Improved scheduling model for a multistage biopharmaceutical process in a multiproduct facility

This study critically evaluates deterministic and stochastic/evolutionary strategies for long-term scheduling of multiproduct facilities in batch and continuous biopharmaceutical manufacturing, as reported in existing literature using discrete-time and continuous-time models. It identifies key limitations in literature model/algorithm, including (i) real-time storage violation, (ii) real-time violation of shelf-life due to its calculation over a single event, (iii) minimum campaign length calculated over single events leading to suboptimal use of resources, and (iv) early product deliveries.
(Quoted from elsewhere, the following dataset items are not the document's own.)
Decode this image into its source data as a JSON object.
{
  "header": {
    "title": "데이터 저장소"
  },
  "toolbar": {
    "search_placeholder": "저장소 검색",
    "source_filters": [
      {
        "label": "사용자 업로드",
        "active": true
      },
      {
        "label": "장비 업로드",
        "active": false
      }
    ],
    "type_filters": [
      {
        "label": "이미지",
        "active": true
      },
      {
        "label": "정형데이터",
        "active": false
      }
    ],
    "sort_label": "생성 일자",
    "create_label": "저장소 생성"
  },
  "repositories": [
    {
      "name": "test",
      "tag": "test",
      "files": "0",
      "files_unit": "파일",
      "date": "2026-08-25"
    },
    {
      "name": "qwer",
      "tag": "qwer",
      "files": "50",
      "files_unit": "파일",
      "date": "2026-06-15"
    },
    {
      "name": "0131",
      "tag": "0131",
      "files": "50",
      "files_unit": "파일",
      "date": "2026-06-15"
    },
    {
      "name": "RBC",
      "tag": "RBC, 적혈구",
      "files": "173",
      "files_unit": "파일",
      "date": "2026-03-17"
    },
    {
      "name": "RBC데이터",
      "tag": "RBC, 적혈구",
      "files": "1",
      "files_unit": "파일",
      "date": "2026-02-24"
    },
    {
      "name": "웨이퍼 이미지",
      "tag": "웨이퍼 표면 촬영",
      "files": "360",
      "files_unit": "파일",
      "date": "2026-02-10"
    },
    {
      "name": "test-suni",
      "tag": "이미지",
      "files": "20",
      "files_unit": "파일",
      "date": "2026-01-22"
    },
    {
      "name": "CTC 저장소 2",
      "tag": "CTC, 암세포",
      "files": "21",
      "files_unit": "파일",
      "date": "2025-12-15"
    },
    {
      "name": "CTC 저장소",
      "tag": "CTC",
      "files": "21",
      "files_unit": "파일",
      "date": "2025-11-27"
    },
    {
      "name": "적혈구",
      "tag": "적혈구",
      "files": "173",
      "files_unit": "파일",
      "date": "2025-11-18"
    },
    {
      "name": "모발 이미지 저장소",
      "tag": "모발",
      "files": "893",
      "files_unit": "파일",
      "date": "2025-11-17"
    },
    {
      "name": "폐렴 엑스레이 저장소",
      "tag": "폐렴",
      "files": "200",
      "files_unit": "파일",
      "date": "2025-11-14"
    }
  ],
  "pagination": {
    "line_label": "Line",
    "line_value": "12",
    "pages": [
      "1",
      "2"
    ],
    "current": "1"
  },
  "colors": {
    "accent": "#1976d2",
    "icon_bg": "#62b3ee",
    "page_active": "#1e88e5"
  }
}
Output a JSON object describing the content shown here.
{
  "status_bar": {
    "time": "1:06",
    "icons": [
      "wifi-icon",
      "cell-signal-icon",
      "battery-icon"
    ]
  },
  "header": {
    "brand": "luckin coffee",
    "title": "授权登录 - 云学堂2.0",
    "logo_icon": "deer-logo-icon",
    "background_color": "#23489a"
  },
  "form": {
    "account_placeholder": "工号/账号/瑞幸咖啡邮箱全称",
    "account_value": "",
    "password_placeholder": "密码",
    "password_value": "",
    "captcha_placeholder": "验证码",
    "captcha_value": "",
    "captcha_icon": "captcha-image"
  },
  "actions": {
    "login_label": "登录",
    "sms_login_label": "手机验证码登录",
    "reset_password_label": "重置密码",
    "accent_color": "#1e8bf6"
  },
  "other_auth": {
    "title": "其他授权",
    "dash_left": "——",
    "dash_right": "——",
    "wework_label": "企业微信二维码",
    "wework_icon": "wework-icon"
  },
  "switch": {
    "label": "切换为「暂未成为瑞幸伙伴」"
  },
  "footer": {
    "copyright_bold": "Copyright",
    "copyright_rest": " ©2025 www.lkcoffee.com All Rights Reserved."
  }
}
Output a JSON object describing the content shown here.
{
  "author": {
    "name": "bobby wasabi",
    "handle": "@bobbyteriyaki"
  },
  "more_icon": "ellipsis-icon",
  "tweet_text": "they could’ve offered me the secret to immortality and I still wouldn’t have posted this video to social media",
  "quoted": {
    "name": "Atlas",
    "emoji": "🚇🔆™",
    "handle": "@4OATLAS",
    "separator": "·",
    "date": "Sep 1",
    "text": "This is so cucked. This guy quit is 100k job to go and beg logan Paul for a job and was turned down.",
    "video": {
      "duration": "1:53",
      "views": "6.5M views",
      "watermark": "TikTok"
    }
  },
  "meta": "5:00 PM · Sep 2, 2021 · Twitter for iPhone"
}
To overcome these limitations, a deterministic mathematical model is proposed extending the existing unit-specific event-based model(s) with additional features including (i) modified material balances, (ii) new minimum campaign length constraints captured over multiple events, (iii) new shelf-life constraints captured over multiple events, (iv) new setup constraints based on product sequencing, (v) updated tightening constraints, (vi) updated sales and penalty constraints for late deliveries, (vii) updated bounds, and (viii) updated objective function. These improved features lead to better modeling in terms of handling intermediate and final product storage without real-time violations of storage and shelf-life, handling of initial setup in production tasks, and timely delivery of final products. The proposed improved model yields up to 36 % increase in profit when applied on four literature examples.